Today, the 2011 graduate of the School of Journalism and current online graduate student is a Tiger who puts his entire heart into the Columbia community. And he has more than just a few things—family, work, school and running a nonprofit as a volunteer—on his plate.
When Joe Bradley was a sophomore at Mizzou, he found himself wanting do more and to serve others. He considered Mizzou and CoMo (as Columbia is lovingly referred to) home and wanted to be engaged in service in the community he loved. He quickly learned opportunities to serve were plentiful.
He began volunteering with Big Brothers Big Sisters in 2008 and, after graduating from Mizzou with a degree in magazine journalism, served as an AmeriCorps member.
In 2014, Bradley received the phone call that would completely change his life. His Little Brother’s grandma was hoping to find a scholarship—or some type of assistance—for the $135 registration fee for her grandson to participate in youth football. Bradley promised her he would find a way. Without any scholarship opportunities available, he launched a personal fundraising effort. Through donations from friends and family, he reached the goal in less than 24 hours, and his dream was born.
Within a few months, Bradley launched the Day Dreams Foundation, a nonprofit organization aimed at eliminating financial barriers to participating in extracurricular activities. The vision of the group is to ensure that every child can fulfill his or her dream of participating in extracurricular activities without ever worrying about cost.
“I think it’s so important for kids growing up to have additional people in their lives trying to put them on the right track,” Bradley said. “Often, that person is a coach or an instructor in those extracurricular activities. I wanted to play a role in helping make sure kids in Columbia have access to participate. ”
Respect, Responsibility, Discovery and Excellence
Bradley credits Mizzou for providing him more than an education. It was here that he found his calling beyond his childhood dream of being a sports broadcaster.

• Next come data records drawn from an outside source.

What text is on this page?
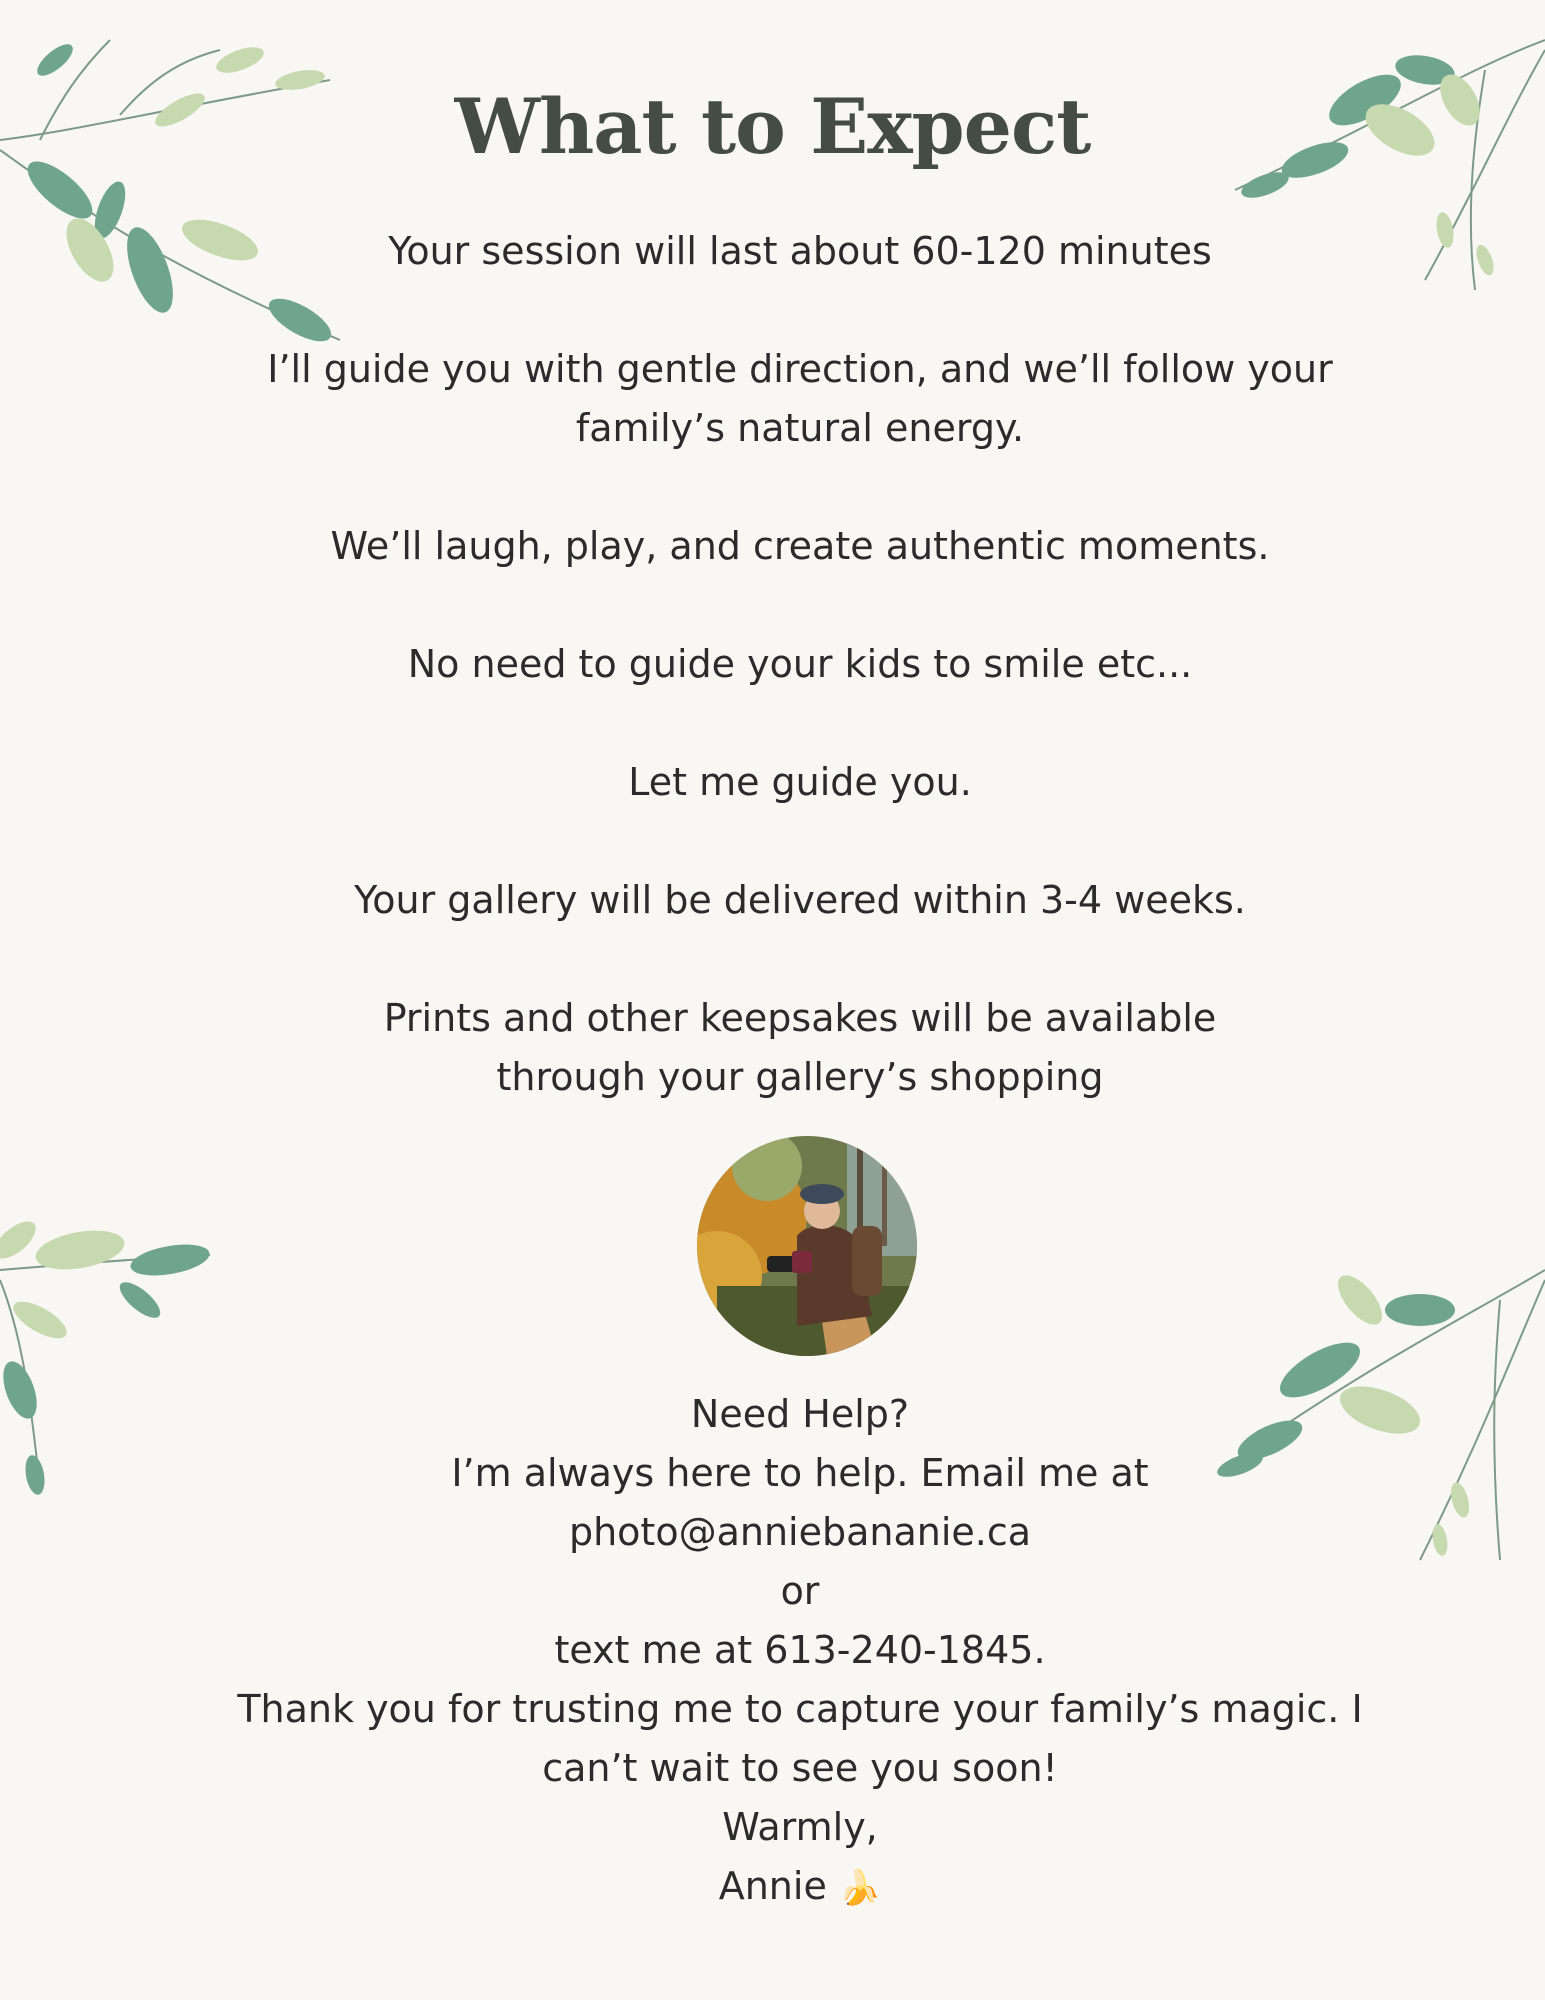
What to Expect

Your session will last about 60-120 minutes

I’ll guide you with gentle direction, and we’ll follow your

family’s natural energy.

We’ll laugh, play, and create authentic moments.

No need to guide your kids to smile etc...

Let me guide you.

Your gallery will be delivered within 3-4 weeks.

Prints and other keepsakes will be available

through your gallery’s shopping

Need Help?

I’m always here to help. Email me at

photo@anniebananie.ca

or

text me at 613-240-1845.

Thank you for trusting me to capture your family’s magic. I

can’t wait to see you soon!

Warmly,

Annie 🍌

“Mizzou really helped me become a well-rounded student, and I considered careers I had not originally considered,” Bradley said. “I came to Mizzou because I wanted to be a sportscaster. However, because the J-school required me to take classes from several areas, I learned a wide
variety of skills. Now I have a career in the communication field where every day I get the chance to take photos, film videos, design and write—all things I learned at Mizzou.”
When Bradley decided to go back to grad school, his passion for service and desire to help the Day Dreams Foundation lead him to choose the Truman School of Public Affairs to obtain his MPA.
“It was a no-brainer to look at Mizzou’s Truman School of Public Affairs,” Bradley said. “The school’s mid-career online program has allowed me to stay active in my work, volunteer and family life while continuing my education.”
His advice to new and current students? Pursue activities not only on campus but throughout Columbia.
“There are so many worthwhile opportunities to volunteer within this town,” Bradley said. “Being able to take classes with a service learning requirement introduces students to new organizations and brings people committed to service together in really unique ways.”